Uma edição intermediária entre a Folger e as mais avançadas é a Yale Shakespeare. Quanto ao vocabulário de apoio e comentários, não é superior, porém é a única edição que encontrei que comenta a acentuação de versos que fogem do padrão shakespeariano do iambic pentameter (5 fortes por verso no ritmo fraco/ forte…) – falarei sobre os versos do Bardo em outro artigo, provavelmente. O leitor que quer ler as peças devidamente acentuadas terá nessa edição um bom apoio.
“Sad tidings bring I to you…”. Não é fácil encontrar em nossas terras as peças dessa editora, e creio que eles não publicaram todas. Não se apegue muito.
E as avançadas? Temos por top 2 Arden e Oxford. A Arden é impecável, magistral, com uma série de comentários para diretores, referências a outros comentaristas – o que me faz querer comprá-los todos –, e muito texto introdutório. Sempre que tenho uma dúvida não resolvida pelas edições anteriores, corro pra Arden, a resposta está lá. A Oxford não fica atrás. Tem muito vocabulário, textos de apoio e quando diverge da Arden em algo, me parece mais certeira – embora esta seja superior, na minha humilde opinião.
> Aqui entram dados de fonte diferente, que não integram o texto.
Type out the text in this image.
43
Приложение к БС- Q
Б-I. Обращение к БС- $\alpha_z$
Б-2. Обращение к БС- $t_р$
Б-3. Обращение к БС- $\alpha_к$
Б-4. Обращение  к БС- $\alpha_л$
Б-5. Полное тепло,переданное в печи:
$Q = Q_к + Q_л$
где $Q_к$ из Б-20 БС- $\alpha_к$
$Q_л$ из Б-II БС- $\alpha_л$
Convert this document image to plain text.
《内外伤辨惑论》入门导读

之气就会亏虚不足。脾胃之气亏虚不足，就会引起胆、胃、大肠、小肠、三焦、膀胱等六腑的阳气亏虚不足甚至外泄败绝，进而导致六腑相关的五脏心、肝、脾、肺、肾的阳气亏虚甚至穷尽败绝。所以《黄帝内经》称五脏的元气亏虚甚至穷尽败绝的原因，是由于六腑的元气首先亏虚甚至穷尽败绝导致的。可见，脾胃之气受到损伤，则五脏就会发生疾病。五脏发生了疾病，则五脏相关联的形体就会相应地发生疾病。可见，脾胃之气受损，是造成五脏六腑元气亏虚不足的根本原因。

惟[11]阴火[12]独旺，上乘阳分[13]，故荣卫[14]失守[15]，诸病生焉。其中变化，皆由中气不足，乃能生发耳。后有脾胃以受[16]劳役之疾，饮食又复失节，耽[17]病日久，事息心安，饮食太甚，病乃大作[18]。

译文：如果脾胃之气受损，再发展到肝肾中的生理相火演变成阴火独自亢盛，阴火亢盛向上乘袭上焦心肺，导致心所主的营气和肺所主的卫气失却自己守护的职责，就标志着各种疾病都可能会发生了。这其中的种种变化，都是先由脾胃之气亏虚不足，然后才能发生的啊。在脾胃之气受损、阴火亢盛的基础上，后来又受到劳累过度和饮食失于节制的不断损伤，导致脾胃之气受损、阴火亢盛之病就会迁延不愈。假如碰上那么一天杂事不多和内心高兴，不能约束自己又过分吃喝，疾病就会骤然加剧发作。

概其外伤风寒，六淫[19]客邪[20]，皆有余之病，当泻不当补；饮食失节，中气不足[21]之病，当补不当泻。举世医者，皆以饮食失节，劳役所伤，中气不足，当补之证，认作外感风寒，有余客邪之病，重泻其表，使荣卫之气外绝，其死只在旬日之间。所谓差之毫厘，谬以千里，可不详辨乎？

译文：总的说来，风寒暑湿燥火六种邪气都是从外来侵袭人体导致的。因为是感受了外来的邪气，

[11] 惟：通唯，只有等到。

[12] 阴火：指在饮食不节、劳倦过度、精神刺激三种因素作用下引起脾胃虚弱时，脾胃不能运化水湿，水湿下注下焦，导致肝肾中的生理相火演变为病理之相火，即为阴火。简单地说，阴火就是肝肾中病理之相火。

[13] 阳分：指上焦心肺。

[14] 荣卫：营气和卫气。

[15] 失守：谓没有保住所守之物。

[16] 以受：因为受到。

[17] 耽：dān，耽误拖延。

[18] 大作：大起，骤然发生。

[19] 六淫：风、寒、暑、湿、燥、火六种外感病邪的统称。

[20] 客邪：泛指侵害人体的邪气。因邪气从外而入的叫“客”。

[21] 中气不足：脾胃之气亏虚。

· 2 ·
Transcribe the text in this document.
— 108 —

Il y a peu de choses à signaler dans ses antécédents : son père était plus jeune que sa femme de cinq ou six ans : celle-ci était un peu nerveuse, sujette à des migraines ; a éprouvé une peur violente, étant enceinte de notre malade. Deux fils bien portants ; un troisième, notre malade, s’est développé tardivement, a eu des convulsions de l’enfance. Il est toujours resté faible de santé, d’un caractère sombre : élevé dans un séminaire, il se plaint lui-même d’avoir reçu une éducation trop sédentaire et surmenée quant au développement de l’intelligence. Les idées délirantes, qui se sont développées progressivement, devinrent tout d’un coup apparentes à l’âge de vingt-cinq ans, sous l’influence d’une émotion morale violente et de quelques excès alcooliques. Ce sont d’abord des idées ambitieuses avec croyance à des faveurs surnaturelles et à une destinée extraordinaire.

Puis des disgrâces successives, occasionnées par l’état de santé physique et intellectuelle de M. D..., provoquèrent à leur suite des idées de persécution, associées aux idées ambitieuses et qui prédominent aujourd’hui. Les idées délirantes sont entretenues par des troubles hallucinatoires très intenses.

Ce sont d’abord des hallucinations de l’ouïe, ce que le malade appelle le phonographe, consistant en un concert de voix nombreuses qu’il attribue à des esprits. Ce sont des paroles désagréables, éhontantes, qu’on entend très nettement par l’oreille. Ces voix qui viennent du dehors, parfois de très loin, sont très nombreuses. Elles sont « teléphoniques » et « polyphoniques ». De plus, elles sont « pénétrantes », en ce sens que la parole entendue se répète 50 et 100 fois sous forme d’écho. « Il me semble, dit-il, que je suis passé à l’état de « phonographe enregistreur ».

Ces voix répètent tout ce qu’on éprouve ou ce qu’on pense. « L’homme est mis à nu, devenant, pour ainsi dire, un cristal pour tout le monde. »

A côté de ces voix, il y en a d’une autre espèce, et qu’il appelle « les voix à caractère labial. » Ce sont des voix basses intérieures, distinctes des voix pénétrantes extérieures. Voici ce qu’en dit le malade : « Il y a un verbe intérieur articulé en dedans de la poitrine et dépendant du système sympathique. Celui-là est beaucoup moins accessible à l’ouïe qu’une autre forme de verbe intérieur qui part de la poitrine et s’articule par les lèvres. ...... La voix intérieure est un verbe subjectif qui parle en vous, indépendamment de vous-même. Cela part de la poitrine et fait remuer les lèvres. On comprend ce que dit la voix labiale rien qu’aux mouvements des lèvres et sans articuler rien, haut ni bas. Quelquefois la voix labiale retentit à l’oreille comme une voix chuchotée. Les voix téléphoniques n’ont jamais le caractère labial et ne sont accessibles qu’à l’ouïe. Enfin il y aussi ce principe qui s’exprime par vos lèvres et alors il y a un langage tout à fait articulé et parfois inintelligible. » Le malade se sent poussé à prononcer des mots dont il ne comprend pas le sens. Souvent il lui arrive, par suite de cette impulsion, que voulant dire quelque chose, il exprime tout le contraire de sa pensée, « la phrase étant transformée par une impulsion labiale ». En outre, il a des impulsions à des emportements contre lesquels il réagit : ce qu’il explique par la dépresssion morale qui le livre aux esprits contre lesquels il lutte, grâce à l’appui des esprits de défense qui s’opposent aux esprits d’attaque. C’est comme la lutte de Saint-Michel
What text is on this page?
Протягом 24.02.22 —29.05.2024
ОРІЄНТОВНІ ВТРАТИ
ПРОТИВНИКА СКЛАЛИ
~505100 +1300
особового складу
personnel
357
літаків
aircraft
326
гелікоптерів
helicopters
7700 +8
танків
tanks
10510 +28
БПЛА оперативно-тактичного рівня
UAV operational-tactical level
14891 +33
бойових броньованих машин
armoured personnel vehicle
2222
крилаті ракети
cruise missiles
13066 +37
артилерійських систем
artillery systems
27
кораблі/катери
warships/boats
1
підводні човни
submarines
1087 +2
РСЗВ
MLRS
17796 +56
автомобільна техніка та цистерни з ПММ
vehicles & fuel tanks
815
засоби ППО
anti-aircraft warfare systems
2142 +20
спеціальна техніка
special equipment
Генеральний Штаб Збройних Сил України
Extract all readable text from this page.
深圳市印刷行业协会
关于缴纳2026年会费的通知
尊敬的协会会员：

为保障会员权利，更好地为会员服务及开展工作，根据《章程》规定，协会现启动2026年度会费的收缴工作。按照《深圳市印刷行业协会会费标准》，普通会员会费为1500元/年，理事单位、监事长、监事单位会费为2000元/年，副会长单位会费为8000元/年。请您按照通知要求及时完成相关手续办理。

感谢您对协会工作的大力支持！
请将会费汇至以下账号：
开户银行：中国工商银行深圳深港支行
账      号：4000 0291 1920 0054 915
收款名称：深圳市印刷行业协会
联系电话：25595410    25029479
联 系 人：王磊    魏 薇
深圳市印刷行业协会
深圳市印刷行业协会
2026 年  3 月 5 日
Não tenho muito o que dizer sobre outras edições, como a Norton Shakespeare e a Cambridge, também aclamadas e recomendadas, pois não as explorei o bastante. Tenho algo da Cambridge aqui, já dei umas espiadas por cima. Apesar de boa, não me parece fornecer nada que a dupla anterior não forneça – mas, como disse, ainda não a explorei decentemente. A Norton é um sonho de consumo – estou aceitando presentes –, se trata de um monstro de 3500 páginas, volume único, com todas as peças. O preço? Na última vez que consultei tinha passado dos R$700,00. Só sei que é boa e que não a tenho.
Tendo a edição de sua escolha em mãos, agora você pode começar. Pode? Bom, um dicionário é de grande ajuda. E também isso existe, um dicionário de Shakespeare. Se trata do “Shakespeare’s Words”, de David e Ben Crystal. Compre-o ou acesse-o no site – clique aqui. O meu volume, já abatido de tantas batalhas, está sempre ao meu lado nas leituras mais sérias e nunca me deixa na mão. Se a palavra não estiver lá é porque Shakespeare a está usando com o mesmo sentido que ela tem hoje.
Além do léxico, esse salva-vidas ainda tem resumo das peças, tabelas de pronomes, moedas, tempos verbais, expressões, alguns advérbios especiais, aplicações de functional shift e mais e mais e mais. Um esforço nobre e louvável, pelo qual nós agradecemos, “Thy deeds […] Hath won the greatest favour of the commons […]”.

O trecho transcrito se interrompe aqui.